FEAT Add LoRA INC support (#2499)

Add LoRA Adds Intel Neural Compressor. --------- Signed-off-by: Daniel Socek <daniel.socek@intel.com>
2025-10-20 15:33:48 +08:00 · 2025-04-28 12:39:37 -04:00
parent 453a6ff336
commit 003cf20bcd
6 changed files with 195 additions and 1 deletions
--- a/examples/stable_diffusion/inc_flux_lora_hpu.py
+++ b/examples/stable_diffusion/inc_flux_lora_hpu.py
@ -0,0 +1,67 @@
+"""
+This exampe demonstrates loading of LoRA adapter (via PEFT) into an FP8 INC-quantized FLUX model.
+
+More info on Intel Neural Compressor (INC) FP8 quantization is available at:
+https://github.com/intel/neural-compressor/tree/master/examples/helloworld/fp8_example
+
+Requirements:
+pip install optimum-habana sentencepiece neural-compressor[pt] peft
+"""
+
+import importlib
+
+import torch
+from neural_compressor.torch.quantization import FP8Config, convert, finalize_calibration, prepare
+
+
+# Checks if HPU device is available
+# Adapted from https://github.com/huggingface/accelerate/blob/b451956fd69a135efc283aadaa478f0d33fcbe6a/src/accelerate/utils/imports.py#L435
+def is_hpu_available():
+    if (
+        importlib.util.find_spec("habana_frameworks") is None
+        or importlib.util.find_spec("habana_frameworks.torch") is None
+    ):
+        return False
+
+    import habana_frameworks.torch  # noqa: F401
+
+    return hasattr(torch, "hpu") and torch.hpu.is_available()
+
+
+# Ensure HPU device is available before proceeding
+if is_hpu_available():
+    from optimum.habana.diffusers import GaudiFluxPipeline
+else:
+    raise RuntimeError("HPU device not found. This code requires Intel Gaudi device to run.")
+
+# Example: FLUX model inference on HPU via optimum-habana pipeline
+hpu_configs = {
+    "use_habana": True,
+    "use_hpu_graphs": True,
+    "sdp_on_bf16": True,
+    "gaudi_config": "Habana/stable-diffusion",
+}
+pipe = GaudiFluxPipeline.from_pretrained("black-forest-labs/FLUX.1-dev", torch_dtype=torch.bfloat16, **hpu_configs)

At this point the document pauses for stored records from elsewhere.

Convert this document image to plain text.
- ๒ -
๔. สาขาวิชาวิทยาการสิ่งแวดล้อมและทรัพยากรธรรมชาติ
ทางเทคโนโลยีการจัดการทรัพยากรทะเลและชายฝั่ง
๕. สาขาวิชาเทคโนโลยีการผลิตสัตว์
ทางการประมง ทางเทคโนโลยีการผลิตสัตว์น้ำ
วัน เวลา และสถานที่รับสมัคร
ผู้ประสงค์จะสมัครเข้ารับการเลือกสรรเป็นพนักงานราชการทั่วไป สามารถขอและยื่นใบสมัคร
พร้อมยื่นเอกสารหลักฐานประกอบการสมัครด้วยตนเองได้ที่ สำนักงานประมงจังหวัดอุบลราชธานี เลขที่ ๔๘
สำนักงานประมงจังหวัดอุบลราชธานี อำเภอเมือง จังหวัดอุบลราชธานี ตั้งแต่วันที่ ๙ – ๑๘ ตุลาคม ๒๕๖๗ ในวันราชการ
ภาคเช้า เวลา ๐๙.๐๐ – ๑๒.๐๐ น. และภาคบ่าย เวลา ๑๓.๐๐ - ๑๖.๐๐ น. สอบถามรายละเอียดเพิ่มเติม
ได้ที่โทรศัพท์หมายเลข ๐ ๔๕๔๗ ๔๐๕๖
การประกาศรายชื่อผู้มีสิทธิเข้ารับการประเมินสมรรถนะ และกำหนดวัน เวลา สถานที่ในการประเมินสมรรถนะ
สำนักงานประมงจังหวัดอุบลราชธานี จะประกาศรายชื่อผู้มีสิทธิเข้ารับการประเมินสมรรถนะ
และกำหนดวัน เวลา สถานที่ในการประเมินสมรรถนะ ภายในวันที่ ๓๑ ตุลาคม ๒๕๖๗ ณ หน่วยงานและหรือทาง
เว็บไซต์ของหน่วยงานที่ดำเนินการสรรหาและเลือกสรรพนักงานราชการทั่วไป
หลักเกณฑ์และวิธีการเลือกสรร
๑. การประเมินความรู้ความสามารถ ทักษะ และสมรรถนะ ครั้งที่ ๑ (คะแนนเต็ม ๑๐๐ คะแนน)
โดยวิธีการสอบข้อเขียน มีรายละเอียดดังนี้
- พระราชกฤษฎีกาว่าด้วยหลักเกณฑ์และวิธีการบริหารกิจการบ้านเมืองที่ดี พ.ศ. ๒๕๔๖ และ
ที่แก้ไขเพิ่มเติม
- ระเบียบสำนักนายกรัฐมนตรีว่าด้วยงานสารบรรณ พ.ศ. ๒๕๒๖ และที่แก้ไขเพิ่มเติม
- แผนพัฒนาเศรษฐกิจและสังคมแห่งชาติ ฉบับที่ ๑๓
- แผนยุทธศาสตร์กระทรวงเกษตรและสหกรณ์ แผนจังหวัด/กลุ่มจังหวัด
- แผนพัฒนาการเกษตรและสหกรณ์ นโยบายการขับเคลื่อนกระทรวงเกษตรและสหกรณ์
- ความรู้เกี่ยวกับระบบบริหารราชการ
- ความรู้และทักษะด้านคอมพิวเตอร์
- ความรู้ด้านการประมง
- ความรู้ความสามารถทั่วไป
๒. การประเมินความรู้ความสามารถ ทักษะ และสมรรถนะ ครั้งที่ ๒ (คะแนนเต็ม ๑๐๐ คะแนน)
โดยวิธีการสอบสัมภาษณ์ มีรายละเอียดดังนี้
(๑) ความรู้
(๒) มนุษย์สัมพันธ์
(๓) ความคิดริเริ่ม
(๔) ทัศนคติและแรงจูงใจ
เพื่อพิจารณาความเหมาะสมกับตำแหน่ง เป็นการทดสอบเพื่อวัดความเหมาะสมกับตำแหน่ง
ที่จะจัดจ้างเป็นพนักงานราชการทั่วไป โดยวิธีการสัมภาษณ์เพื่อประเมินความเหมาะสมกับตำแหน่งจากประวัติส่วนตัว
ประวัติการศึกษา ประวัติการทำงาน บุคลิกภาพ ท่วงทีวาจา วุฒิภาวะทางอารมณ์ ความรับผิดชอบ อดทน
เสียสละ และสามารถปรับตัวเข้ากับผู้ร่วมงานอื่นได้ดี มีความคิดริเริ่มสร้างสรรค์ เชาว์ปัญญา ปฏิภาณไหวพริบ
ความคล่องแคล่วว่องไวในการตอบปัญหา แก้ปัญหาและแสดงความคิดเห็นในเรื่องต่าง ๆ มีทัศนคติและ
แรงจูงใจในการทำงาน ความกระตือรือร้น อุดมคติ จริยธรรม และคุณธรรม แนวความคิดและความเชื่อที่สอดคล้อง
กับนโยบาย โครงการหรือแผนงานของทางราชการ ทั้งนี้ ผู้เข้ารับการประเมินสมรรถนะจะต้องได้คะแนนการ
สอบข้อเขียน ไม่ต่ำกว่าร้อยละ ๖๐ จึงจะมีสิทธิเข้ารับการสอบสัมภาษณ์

+prompt = "A picture of sks dog in a bucket"
+
+# Quantize FLUX transformer to FP8 using INC (Intel Neural Compressor)
+quant_configs = {
+    "mode": "AUTO",
+    "observer": "maxabs",
+    "scale_method": "maxabs_hw",
+    "allowlist": {"types": [], "names": []},
+    "blocklist": {"types": [], "names": []},
+    "dump_stats_path": "/tmp/hqt_output/measure",
+}
+config = FP8Config(**quant_configs)
+pipe.transformer = prepare(pipe.transformer, config)
+pipe(prompt)
+finalize_calibration(pipe.transformer)
+pipe.transformer = convert(pipe.transformer)
+
+# Load LoRA weights with PEFT
+pipe.load_lora_weights("dsocek/lora-flux-dog", adapter_name="user_lora")
+
+# Run inference
+image = pipe(prompt).images[0]
+image.save("dog.png")